Алена остановилась — она уже вышла из сквера — и уставилась на него:

— Почему же ты все это терпишь? Зачем я тебе такая?

— Ты другой и быть не можешь.

— Я иногда сама себя ненавижу…

— Я люблю тебя, — сказал он. Пожалуй, впервые так естественно и непроизвольно произнес он эти три извечных магических слова, которых никакие другие слова не могут заменить.

— Тима, повтори? — совсем тихо и без намека на насмешку попросила Алена.

— На журнал мы уже опоздали, — сказал он, глядя на высокую унылую стену с одним-единственным окошком.

— Он теперь не дает мне проходу, — торопливо говорила Алена, взяв его под руку. — Часами ждет у института, а если я выхожу не одна, он идет сзади до самого дома… Иногда приезжает на машине.

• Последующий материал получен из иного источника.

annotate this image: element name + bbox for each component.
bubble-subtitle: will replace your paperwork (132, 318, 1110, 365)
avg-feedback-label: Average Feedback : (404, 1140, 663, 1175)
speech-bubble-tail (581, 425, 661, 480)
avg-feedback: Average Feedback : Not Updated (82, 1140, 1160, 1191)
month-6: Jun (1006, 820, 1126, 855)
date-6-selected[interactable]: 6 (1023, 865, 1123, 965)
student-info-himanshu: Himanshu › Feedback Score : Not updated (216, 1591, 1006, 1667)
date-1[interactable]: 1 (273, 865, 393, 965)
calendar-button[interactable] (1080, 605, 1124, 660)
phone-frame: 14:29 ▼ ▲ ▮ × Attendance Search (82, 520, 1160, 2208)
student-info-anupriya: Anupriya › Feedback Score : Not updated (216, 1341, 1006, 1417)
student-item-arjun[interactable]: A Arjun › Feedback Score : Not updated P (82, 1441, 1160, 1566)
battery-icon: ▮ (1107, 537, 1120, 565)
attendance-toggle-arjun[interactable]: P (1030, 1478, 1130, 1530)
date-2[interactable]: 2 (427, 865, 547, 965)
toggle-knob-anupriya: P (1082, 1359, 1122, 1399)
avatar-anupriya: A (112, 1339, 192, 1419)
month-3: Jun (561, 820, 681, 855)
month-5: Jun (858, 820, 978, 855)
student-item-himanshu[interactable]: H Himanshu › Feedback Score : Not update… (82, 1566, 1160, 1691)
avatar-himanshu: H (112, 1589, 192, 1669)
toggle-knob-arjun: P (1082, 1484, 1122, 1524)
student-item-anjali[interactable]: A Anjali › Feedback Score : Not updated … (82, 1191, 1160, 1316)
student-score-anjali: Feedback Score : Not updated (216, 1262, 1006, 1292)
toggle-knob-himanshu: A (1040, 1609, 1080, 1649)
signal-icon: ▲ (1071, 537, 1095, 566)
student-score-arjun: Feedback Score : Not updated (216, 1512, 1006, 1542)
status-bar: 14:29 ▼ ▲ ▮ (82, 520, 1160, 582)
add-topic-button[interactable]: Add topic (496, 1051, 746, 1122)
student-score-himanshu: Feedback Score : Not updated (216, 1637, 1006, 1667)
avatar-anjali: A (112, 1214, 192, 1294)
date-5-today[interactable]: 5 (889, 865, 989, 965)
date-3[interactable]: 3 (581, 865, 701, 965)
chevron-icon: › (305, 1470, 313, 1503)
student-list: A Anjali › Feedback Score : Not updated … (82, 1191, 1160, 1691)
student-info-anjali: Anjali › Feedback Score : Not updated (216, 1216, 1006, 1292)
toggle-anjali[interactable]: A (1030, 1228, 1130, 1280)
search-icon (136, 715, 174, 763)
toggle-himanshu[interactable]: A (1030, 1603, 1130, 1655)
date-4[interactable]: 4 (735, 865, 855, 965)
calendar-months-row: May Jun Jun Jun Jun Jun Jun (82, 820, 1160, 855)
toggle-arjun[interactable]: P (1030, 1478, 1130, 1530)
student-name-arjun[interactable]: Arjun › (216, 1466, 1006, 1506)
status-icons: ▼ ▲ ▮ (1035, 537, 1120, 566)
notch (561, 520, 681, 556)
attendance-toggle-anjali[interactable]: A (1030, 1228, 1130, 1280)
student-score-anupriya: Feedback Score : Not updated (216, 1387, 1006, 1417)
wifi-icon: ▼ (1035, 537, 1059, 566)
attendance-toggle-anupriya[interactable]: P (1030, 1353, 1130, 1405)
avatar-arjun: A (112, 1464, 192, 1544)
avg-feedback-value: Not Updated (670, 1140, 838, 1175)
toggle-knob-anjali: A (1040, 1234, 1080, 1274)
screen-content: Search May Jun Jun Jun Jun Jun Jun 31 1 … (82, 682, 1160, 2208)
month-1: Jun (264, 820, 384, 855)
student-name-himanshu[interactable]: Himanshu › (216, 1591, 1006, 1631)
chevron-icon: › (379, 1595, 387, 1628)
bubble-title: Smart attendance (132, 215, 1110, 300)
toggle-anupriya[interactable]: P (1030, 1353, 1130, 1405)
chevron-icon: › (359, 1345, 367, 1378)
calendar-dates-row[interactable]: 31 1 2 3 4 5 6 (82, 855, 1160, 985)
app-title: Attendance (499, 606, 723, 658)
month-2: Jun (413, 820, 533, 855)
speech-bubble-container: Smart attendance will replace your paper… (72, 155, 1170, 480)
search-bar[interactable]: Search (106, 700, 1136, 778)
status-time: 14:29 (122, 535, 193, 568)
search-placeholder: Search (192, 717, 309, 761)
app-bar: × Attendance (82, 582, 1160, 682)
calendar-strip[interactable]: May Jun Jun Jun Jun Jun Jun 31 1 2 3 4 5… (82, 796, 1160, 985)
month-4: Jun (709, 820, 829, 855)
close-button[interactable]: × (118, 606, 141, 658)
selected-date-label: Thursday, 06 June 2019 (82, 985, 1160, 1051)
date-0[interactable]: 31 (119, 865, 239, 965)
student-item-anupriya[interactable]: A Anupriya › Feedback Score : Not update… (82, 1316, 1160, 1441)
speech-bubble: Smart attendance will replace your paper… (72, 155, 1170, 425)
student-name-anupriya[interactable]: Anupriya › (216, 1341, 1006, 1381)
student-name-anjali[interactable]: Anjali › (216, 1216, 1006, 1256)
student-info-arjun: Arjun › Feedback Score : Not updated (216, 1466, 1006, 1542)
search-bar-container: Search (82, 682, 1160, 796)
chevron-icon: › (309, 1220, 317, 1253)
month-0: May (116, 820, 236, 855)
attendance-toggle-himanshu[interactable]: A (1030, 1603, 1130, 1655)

У него теперь свободного времени много… Я один раз была с ним за городом в ресторане «Олень». Он там швырял деньги направо и налево — по-видимому, хотел поразить меня, показать, какой он денежный и щедрый. Вокруг него вертелись официанты, несколько раз подходила даже администраторша, все его знают, выставляют на стол лучшее… Боренька, Боренька… А мне стало противно. Когда он пошел к музыкантам заказывать для меня что-то сногсшибательное, я встала и ушла. Он раздетый под дождем побежал за мной…

— Я ведь не священник, можешь не исповедоваться мне, — не выдержал он. Больно ему было все это слушать.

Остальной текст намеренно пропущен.